To understand the convexity bias, you must understand the parallels between the Eurodollar futures market and the forward rate agreement (FRA) market. Both of these markets are large, liquid and have a vast influence on short-term interest rate pricing.
FRAs are an over the counter (OTC) bilateral agreement that allows the buyer/seller to notionally borrow/lend a specified amount at a ICE LIBOR-based linked rate over a forward period.
What is Convexity Bias?
Convexity bias appears in short-term interest rate instruments because of the payoff differences in the futures market versus the OTC FRA market (aka forward market).
For example, as Eurodollar futures (the underlying interest rate for Eurodollar futures) moves up and down, the payoff for the Eurodollar futures contract remains the same. If rates move up one basis point, the futures will change by $25.00 per contract. If rates move down one basis point, futures will also change by $25.00 per contract. Whether you profit or book a loss depends on if you are long or short on the futures.
With FRA agreements there is a convex payoff. Increases and decreases in rates produce differing payoffs. Its market value rises more for a given decline in rates than it would for a decline for the same size in the forward rate.
As rates decrease 10 basis points from 2.00 to 1.90, notice the Eurodollar (ED) futures lose $250,000, but the FRA payoff is 250,062. The same thing happens for an increase in rates. ED futures gain $250,000 but the FRA loses $62.00 less.
Remember ED futures move inversely with interest rates.
The table shows the convexity bias between a position of short 1000 Eurodollar (ED) futures and an offsetting short $1005m 3-month FRA (slightly more than $1000m to compensate for discounting methodology), both instigated at a rate of 2%.
- An increase in underlying rates from 2% to 2.10% would result in a credit to the variation margin account of short 1000 ED STIR position of $250,000 and a debit of slightly less than that in the discounted equivalent of $1005m-3M FRA collateral account (assuming zero threshold – zero threshold means every dollar of value change has to be made good.).
- A decrease in underlying rates of 10 basis points to 1.9% would result in a debit to the variation margin account of a short 1000 ED STIR position of $250,000 and a credit of slightly more than in the $1005m 3-month FRA collateral account (assuming zero threshold).
Source: STIR Futures—Trading Euribor and Eurodollar futures, by Stephen Aikin
The amount of the convexity is small at the short end of the curve. The example is using a three-month FRA and Eurodollar futures. Further out on the curve the convexity increases and sometimes dramatically.
Why is Convexity Important?
Although changes in the market have diminished the convexity phenomenon, fixed income traders have to be aware of the bias because of the effects on larger OTC transactions, like FRAs, that are further out on the yield curve. While the change might only be a few hundred dollars on a short term FRA, the changes in a 5-year FRA could be orders of magnitude higher, costing portfolio managers valuable capital.
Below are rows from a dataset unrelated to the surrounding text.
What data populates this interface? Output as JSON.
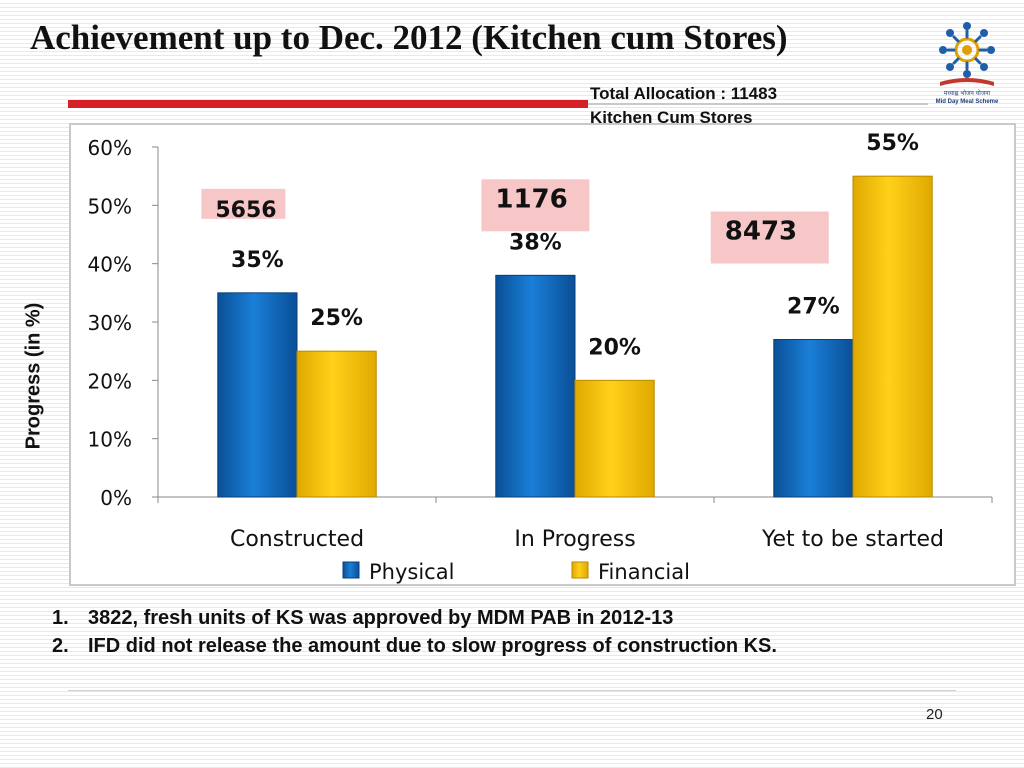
{
  "slide": {
    "title": "Achievement up to Dec. 2012  (Kitchen cum Stores)",
    "allocation_line1": "Total Allocation : 11483",
    "allocation_line2": "Kitchen Cum Stores",
    "logo_text_line1": "मध्याह्न भोजन योजना",
    "logo_text_line2": "Mid Day Meal Scheme",
    "page_number": "20"
  },
  "notes": [
    {
      "num": "1.",
      "text": "3822, fresh units of KS was approved by MDM PAB in 2012-13"
    },
    {
      "num": "2.",
      "text": "IFD did not release the amount due to slow  progress of  construction KS."
    }
  ],
  "chart_data": {
    "type": "bar",
    "categories": [
      "Constructed",
      "In Progress",
      "Yet to be started"
    ],
    "series": [
      {
        "name": "Physical",
        "values": [
          35,
          38,
          27
        ],
        "labels": [
          "35%",
          "38%",
          "27%"
        ],
        "color": "#0f6fc6"
      },
      {
        "name": "Financial",
        "values": [
          25,
          20,
          55
        ],
        "labels": [
          "25%",
          "20%",
          "55%"
        ],
        "color": "#ffc000"
      }
    ],
    "ylim": [
      0,
      60
    ],
    "yticks": [
      "0%",
      "10%",
      "20%",
      "30%",
      "40%",
      "50%",
      "60%"
    ],
    "ylabel": "Progress (in %)",
    "legend": "bottom",
    "count_labels": [
      "5656",
      "1176",
      "8473"
    ],
    "count_label_color": "#f7c6c6"
  }
}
Still the Eurodollar futures markets and the underlying FRA market closely track each other as spreading and arbitrage opportunities keep them from getting too far out of line.
What Contributes to Convexity Bias?
It is thought that the Convexity bias is due to the following:
- The way Eurodollar futures are margined versus an FRA instrument
- The cash flows paid out over the life of a futures contract versus an FRA. Futures are marked-to-market each day by the clearinghouse, while cash flows in an FRA are paid off differently.
- Volatility in the interest rate markets, generally increasing volatility could cause margin changes.
Over the years since the financial crisis, the convexity bias has significantly declined. Since many OTC swaps/FRAs etc. have migrated to central counterparty clearing models such as the exchanges, the margining similarities have contributed to a decline in the convexity bias.
Uncleared margin rules also have impacted funding on OTC trading such as swaps and forward rate agreements. Higher funding rates should, in theory, drive such transactions to the exchanges, such as CME Group, where margin benefits and margin offsets can be realized.